Possuímos expressões faciais convencionais para expressar simpatia, prazer, dignidade, o sorriso estereotipado da figura. Perguntamos a nossos semelhantes: "Como está?, sem nos preocuparmos com a resposta ou mesmo sem verdadeiro interesse. E dizêmo-lo sempre com um tom regulado tão perfeitamente que se poderia fixar suas notas, invariavelmente repetidas ao infinito, para expressar a satisfação de nos encontrarmos com eles, enquanto que no fundo o fato nos é absolutamente indiferente, quando não desagradável. O código social corrompeu até o ator, o homem cuja missão é a de expressar sentimentos. Quando se educam gerações ensinando-as a conter suas emoções, já não resta nada, em suma, para reprimir ou liberar.

Enamorados

Como é possível que o comediante, profundamente preso às ficções da vida burguesa, possa à noite dar esse salto prodigioso a fim de converter-se num rei louco, cujas paixões tudo transtornam?. Como é possível que faça crer ao espectador que está se matando por ciúmes ou se suicidando por amor? Uma das características de nosso teatro atual é que nele quase não existem enamorados. Quando um ator diz em cena "amo-te", em muitos teatros se fará um fundo musical a fim de expressar um estado de espírito poético.
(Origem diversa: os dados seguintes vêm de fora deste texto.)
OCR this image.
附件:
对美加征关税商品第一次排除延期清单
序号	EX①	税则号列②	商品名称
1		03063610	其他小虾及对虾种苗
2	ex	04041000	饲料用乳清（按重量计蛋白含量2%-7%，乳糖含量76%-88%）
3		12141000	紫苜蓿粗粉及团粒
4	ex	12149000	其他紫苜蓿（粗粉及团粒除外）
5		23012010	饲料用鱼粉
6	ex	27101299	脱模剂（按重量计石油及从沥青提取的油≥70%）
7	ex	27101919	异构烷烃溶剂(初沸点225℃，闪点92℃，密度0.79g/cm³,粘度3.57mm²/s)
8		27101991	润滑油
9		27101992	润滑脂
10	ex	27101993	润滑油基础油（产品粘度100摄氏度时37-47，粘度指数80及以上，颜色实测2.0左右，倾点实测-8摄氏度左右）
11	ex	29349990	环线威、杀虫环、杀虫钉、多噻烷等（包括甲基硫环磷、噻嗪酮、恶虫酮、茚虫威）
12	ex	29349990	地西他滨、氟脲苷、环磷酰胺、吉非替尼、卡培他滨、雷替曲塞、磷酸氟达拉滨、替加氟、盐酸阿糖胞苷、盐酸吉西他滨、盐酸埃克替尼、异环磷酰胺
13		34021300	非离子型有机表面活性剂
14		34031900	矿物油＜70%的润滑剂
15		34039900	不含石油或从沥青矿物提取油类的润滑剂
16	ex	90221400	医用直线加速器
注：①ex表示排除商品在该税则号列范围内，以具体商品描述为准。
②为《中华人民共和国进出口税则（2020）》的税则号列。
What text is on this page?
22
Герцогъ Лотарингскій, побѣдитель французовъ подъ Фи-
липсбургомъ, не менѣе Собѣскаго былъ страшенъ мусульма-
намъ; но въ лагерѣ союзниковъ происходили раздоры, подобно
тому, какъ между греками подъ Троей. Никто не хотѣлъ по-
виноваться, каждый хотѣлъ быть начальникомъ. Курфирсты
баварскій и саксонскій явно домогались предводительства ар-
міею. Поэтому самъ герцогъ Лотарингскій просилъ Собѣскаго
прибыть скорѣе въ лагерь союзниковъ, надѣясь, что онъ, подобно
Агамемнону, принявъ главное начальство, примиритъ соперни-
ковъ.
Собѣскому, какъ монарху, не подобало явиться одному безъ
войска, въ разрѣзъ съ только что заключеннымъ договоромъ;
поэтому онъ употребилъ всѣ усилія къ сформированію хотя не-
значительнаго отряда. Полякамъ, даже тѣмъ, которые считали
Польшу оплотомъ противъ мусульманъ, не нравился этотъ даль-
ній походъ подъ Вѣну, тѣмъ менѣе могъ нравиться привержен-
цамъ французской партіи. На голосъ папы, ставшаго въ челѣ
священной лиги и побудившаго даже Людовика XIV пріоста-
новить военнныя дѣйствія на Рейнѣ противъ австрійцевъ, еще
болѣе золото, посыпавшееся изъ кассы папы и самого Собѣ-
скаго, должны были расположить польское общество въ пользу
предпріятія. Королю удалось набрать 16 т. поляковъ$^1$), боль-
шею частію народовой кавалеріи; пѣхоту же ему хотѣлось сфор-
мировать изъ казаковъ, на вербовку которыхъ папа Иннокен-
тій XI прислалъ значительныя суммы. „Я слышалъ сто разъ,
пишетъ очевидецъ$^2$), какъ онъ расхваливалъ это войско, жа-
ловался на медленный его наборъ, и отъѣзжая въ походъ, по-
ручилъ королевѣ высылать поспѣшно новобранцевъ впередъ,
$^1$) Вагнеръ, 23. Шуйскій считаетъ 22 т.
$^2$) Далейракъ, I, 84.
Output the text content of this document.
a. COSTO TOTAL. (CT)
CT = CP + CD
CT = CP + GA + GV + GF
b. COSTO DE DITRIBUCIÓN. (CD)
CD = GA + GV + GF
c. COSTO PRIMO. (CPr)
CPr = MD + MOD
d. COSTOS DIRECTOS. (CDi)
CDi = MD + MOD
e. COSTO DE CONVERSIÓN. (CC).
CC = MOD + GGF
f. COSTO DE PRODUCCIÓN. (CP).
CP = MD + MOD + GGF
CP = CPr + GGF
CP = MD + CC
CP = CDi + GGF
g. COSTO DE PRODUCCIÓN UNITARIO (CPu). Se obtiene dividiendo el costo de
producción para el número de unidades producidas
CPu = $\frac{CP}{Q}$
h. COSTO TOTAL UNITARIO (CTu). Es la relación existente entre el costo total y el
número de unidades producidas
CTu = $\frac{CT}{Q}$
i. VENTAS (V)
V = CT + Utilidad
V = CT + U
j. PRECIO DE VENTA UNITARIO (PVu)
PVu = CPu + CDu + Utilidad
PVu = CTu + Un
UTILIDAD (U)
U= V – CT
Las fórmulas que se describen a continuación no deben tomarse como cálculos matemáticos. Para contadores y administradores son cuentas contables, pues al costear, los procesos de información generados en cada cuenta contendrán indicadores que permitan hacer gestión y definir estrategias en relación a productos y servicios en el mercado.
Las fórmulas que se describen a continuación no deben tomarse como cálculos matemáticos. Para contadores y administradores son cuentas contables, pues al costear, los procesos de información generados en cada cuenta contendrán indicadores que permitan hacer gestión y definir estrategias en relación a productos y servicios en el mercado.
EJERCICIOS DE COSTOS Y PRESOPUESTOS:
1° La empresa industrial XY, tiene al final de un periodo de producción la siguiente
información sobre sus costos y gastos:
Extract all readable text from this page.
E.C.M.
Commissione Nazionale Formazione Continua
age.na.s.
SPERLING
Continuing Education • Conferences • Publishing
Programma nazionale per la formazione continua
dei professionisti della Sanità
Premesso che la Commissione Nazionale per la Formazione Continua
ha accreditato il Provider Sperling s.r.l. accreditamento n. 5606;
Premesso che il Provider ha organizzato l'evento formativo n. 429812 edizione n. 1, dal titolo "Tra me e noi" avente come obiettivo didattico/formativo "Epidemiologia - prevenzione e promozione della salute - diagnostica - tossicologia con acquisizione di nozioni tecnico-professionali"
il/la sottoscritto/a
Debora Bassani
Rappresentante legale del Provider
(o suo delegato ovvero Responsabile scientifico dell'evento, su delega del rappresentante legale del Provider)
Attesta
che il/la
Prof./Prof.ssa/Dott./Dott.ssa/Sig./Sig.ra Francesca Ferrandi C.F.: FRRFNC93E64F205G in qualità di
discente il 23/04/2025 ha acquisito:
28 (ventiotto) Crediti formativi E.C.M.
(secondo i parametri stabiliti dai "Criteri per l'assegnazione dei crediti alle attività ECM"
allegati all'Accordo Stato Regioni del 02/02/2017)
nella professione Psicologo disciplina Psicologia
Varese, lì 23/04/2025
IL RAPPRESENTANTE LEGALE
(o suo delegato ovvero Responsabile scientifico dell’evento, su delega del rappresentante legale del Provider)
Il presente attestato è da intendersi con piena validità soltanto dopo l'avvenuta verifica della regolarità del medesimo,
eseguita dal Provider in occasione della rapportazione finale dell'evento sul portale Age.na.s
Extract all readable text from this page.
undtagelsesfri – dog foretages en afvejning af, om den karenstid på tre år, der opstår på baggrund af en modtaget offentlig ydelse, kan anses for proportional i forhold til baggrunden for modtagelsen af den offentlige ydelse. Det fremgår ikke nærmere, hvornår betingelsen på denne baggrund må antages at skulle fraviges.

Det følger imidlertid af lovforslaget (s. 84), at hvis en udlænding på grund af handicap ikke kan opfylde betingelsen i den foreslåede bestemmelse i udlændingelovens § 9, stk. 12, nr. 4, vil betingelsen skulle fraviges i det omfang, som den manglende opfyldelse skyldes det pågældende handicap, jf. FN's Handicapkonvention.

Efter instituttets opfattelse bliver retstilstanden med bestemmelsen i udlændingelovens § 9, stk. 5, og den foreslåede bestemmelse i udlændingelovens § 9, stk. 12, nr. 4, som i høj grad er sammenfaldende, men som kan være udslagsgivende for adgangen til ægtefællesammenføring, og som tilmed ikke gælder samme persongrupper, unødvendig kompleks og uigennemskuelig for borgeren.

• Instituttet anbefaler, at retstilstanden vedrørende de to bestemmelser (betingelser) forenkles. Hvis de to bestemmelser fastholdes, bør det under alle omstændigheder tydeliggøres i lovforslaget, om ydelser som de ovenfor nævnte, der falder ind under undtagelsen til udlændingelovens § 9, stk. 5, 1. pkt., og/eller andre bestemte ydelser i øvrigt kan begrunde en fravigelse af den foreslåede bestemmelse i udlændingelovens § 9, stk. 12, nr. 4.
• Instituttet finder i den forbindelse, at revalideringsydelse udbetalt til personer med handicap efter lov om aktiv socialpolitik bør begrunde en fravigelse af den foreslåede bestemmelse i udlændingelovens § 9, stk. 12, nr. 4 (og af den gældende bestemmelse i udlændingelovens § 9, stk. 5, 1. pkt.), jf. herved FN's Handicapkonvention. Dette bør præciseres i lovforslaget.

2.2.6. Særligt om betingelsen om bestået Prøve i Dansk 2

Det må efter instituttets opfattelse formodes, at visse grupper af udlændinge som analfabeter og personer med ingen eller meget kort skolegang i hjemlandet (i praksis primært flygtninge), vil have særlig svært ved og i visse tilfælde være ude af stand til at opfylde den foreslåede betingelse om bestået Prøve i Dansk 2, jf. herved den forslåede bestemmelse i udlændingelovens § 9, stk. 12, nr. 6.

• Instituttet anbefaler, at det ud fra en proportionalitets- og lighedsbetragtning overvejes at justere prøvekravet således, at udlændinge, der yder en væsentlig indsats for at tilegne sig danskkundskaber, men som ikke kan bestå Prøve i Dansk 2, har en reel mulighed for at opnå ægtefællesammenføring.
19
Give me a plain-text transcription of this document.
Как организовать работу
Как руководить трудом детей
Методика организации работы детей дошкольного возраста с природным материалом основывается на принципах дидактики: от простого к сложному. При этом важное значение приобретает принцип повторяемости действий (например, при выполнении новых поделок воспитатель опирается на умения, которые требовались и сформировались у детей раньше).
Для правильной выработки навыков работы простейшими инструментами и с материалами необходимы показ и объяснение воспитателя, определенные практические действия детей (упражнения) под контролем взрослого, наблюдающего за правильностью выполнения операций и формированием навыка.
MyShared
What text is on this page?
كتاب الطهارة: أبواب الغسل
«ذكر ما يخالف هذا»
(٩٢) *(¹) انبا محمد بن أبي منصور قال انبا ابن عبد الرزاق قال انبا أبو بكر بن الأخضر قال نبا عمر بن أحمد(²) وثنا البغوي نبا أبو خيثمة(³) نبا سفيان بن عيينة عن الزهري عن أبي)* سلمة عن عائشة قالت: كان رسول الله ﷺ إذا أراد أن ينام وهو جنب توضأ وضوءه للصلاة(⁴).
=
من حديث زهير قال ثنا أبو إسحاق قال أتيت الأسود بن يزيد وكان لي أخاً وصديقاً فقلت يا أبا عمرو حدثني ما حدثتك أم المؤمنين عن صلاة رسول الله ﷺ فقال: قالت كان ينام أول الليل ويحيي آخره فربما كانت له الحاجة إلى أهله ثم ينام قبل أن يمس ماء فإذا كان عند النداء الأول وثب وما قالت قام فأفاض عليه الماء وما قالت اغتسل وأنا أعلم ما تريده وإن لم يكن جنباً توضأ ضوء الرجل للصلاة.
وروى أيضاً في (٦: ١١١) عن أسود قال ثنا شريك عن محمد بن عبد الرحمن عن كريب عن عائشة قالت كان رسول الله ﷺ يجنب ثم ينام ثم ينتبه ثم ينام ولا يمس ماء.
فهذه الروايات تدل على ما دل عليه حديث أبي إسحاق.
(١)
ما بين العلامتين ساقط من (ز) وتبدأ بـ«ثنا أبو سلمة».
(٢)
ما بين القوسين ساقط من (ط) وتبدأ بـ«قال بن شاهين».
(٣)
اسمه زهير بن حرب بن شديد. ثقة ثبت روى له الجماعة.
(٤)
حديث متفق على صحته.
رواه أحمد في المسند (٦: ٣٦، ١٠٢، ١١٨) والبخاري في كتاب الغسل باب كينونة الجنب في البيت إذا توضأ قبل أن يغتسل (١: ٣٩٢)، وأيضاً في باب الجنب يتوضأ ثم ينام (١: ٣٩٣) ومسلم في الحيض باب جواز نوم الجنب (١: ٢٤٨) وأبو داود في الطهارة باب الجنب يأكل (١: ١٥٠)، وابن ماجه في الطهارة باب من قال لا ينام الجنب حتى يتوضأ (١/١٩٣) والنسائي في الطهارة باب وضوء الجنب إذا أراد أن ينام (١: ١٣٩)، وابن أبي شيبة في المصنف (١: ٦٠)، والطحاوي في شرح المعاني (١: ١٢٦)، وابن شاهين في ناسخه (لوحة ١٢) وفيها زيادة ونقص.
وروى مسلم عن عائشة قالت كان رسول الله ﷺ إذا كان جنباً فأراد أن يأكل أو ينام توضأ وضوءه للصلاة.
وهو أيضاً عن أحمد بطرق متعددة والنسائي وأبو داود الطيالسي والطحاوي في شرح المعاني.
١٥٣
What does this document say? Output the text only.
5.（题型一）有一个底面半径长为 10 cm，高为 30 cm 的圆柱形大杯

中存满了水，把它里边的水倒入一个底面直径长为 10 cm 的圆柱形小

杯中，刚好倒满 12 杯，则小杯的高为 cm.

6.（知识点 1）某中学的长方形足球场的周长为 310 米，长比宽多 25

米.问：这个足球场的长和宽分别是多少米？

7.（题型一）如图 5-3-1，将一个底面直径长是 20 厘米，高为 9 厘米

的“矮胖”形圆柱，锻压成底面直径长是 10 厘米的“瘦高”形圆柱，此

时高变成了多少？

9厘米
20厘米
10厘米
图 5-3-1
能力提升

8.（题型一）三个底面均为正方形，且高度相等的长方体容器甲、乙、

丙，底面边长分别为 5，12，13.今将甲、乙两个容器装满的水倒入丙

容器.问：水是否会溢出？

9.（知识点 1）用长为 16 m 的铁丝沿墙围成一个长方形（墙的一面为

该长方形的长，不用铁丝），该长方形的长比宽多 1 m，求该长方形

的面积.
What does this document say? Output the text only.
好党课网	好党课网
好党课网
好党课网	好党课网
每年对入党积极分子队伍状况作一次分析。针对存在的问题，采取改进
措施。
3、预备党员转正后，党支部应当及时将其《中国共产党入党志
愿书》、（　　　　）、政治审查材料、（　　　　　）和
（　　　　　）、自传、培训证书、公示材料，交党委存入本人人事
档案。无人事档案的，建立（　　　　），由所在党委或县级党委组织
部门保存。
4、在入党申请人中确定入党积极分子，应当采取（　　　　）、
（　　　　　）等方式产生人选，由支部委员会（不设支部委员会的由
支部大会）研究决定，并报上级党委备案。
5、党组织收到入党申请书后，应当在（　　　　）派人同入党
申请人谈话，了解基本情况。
Substitui-se, deste modo, a vibração da alma por uma vibração de violinos, sem a qual não se poderia distinguir um "amo-te" de um "como vai".

Mulheres

Em geral as mulheres são mais expressivas e mais impulsivas, por se encontrarem mais próximas da natureza que o homem. Em tempos passados, quando os atores estavam distanciados ainda da sociedade burguesa, e vagavam como boêmios pelo mundo, indubitavelmente, desenvolviam-se entre eles personalidades mais poderosas e mais originais. Suas paixões eram mais impetuosas, seus acessos mais violentos. Nenhum interesse entorpecia seu livre curso. Eram comediantes de corpo e alma. Hoje em dia "a carne" está sempre bem disposta, porém, a alma é débil e os interesses estão divididos. No entanto, todas essas considerações e todas essas regras desapareceram ante o milagre do gênio. Mas os gênios são poucos e muitos são os teatros.

Crianças

São as crianças que refletem mais claramente a essência do gênio, quase todas elas são gênios natos. Sua faculdade de assimilação é única e as tendências criadoras, que se manifestam em seus jogos, são geralmente geniais. Elas querem descobrir o mundo por si mesmas e criá-lo novamente (recriá-lo). Instintivamente, recusam assimilar a vida pela instrução, segundo a fórmula de "uma colherada por hora". Não querem absorver a experiência dos outros. Transformam-se com a rapidez do relâmpago e fazem tudo de acordo com os seus desejos. Seu poder de imaginação é avassalador. Isto é um simples sofá? Pois sim, é uma estrada de ferro e eis que, em seguida, a locomotiva ronca, silva e roda, elas se põem a contemplar, através dos vidros das janelas, de um lado e do outro dos vagões, enquanto vem o guarda, severo, que revisa os bilhetes. De repente, o trem se detém na estação...

Ideal

É o Teatro. Teatro ideal, modelo de arte dramática. Isso explica o fenômeno de que, tanto no teatro como no cinema, as crianças são sempre os melhores atores. Fossem elas favorecidas pelas circunstâncias, seriam todas crianças prodígios. Justamente nos jogos infantis é onde melhor se poderia estudar os principais fundamentos do teatro. As decorações e os acessórios que as crianças utilizam, mesmo sob a forma de coisas, são transformadas logo por sua imaginação soberana. Apesar disso, quanta realidade, que surpreendente naturalismo, que improvisações geniais, que pouco espaço reservado à objetividade do drama, e tudo acompanhado de uma clara consciência, que nunca as abandona, de que tudo que ocorre ali não é senão um jogo.

Erro

Sucede o meso com o ator. É um erro supor que o comediante possa esquecer o espectador, se é precisamente nos momentos de maior turbação, ao sentir milhares de pessoas suspensas, apaixonadas e trêmulas em seus próprios lábios, que essa consciência lhe dá força para libertar-se inteiramente e para despojar-se dos últimos véus que cobrem os recantos mais secretos de sua alma. Também para a criança aquilo é um jogo, porém, um jogo praticado com uma seriedade profunda e que exige a presença de "espectadores" submissos, mudos, atentos, que seguem o desenvolvimento desse jogo e que lhes emprestam concurso.

Nascimento

A arte dramática nasceu durante a primeira infância da humanidade. O homem, reduzido a viver uma existência breve entre uma multidão composta de seres inteiramente diferentes de si mesmos, tão próximos a eles e ao mesmo tempo tão distantes, sentiu uma imperiosa necessidade de passear por meio da imaginação, de uma forma a outra, de um destino a outro, de uma paixão a outra: foram esses seus primeiros ensaios de vôo para além da estreiteza de sua existência material. Se é certo que fomos criados à imagem de Deus, deve haver em nós algo do divino impulso criador.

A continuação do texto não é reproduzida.